Advanced
Subclassing schemas
Subclassing schemas is a useful pattern for pipelines where every next function adds a few columns.
[1]:
from strictly_typed_pandas import DataSet
class SchemaA:
name: str
class SchemaB(SchemaA):
id: int
df = DataSet[SchemaA]({"name": ["John", "Jane", "Jack"]})
def foo(df: DataSet[SchemaA]) -> DataSet[SchemaB]:
return df.assign(
id=lambda df: range(df.shape[0]),
).pipe(DataSet[SchemaB])
Similarly, you can use it when merging (or joining or concatenating) two datasets together.
[2]:
class SchemaA:
id: int
name: str
class SchemaB:
id: int
job: str
class SchemaAB(SchemaA, SchemaB):
pass
df1 = DataSet[SchemaA](
{
"id": [1, 2, 3],
"name": ["John", "Jane", "Jack"],
}
)
df2 = DataSet[SchemaB](
{
"id": [1, 2, 3],
"job": "Data Scientist",
}
)
df1.merge(df2, on="id").pipe(DataSet[SchemaAB])
[2]:
| id | name | job | |
|---|---|---|---|
| 0 | 1 | John | Data Scientist |
| 1 | 2 | Jane | Data Scientist |
| 2 | 3 | Jack | Data Scientist |
Creating an empty DataSet
Sometimes it’s useful to create a DataSet without any rows. This can be easily done as follows:
[3]:
class Schema:
id: int
name: str
DataSet[Schema]()
[3]:
| id | name |
|---|
Support for numpy and pandas data types
We also support using numpy types and pandas types, as well as typing.Any. If you miss support for any other data type, drop us a line and we’ll see if we can add it!
[4]:
import numpy as np
import pandas as pd
from typing import Any
class Schema:
name: pd.StringDtype
money: np.float64
eggs: np.int64
potatoes: Any
df = DataSet[Schema](
{
"name": pd.Series(["John", "Jane", "Jack"], dtype="string"),
"money": pd.Series([100.50, 1000.23, 123.45], dtype=np.float64),
"eggs": pd.Series([1, 2, 3], dtype=np.int64),
"potatoes": ["1", 0, np.nan],
}
)
df.dtypes
[4]:
name string[python]
money float64
eggs int64
potatoes object
dtype: object
IndexedDataSet
If you’d like to also strictly type the index, you can use the IndexedDataSet class.
[5]:
from strictly_typed_pandas import IndexedDataSet
class IndexSchema:
id: int
job: str
class DataSchema:
name: str
df = (
pd.DataFrame(
{
"id": [1, 2, 3],
"name": ["John", "Jane", "Jack"],
"job": "Data Scientist",
}
)
.set_index(["id", "job"])
.pipe(IndexedDataSet[IndexSchema, DataSchema])
)
Reusing a variable (e.g. df) with different schemas
Sometimes when building a pipeline, it’s useful to reuse a variable (e.g. df) with different schemas. If we do that in the following way however, we’ll get a mypy error.
[6]:
class SchemaA:
name: str
class SchemaB(SchemaA):
id: int
def foo(df: DataSet[SchemaA]) -> DataSet[SchemaB]:
return df.assign(id=1).pipe(DataSet[SchemaB])

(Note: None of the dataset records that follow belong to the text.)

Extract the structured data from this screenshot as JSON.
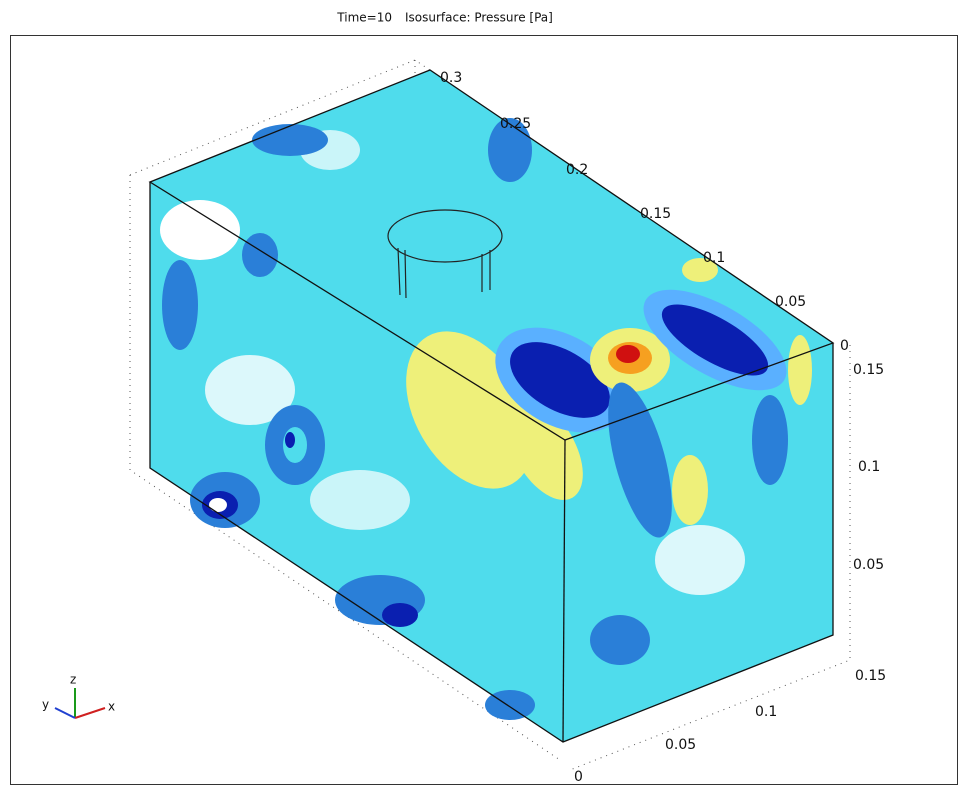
{
  "title": {
    "time": "Time=10",
    "plot": "Isosurface: Pressure [Pa]"
  },
  "axes": {
    "y_ticks": [
      "0.3",
      "0.25",
      "0.2",
      "0.15",
      "0.1",
      "0.05",
      "0"
    ],
    "z_ticks": [
      "0.15",
      "0.1",
      "0.05"
    ],
    "x_ticks": [
      "0.15",
      "0.1",
      "0.05",
      "0"
    ]
  },
  "triad": {
    "x": "x",
    "y": "y",
    "z": "z"
  }
}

df = DataSet[SchemaA]({"name": ["John", "Jane", "Jack"]})
df = foo(df)
# mypy(error): Incompatible types in assignment (expression has type "DataSet[SchemaB]", variable has type "DataSet[SchemaA]")
To avoid this error, we need to declare that df will be of the type DataSet (implying the the schema may be different at different points)
[7]:
df: DataSet
df = DataSet[SchemaA]({"name": ["John", "Jane", "Jack"]})
df = foo(df)
[ ]: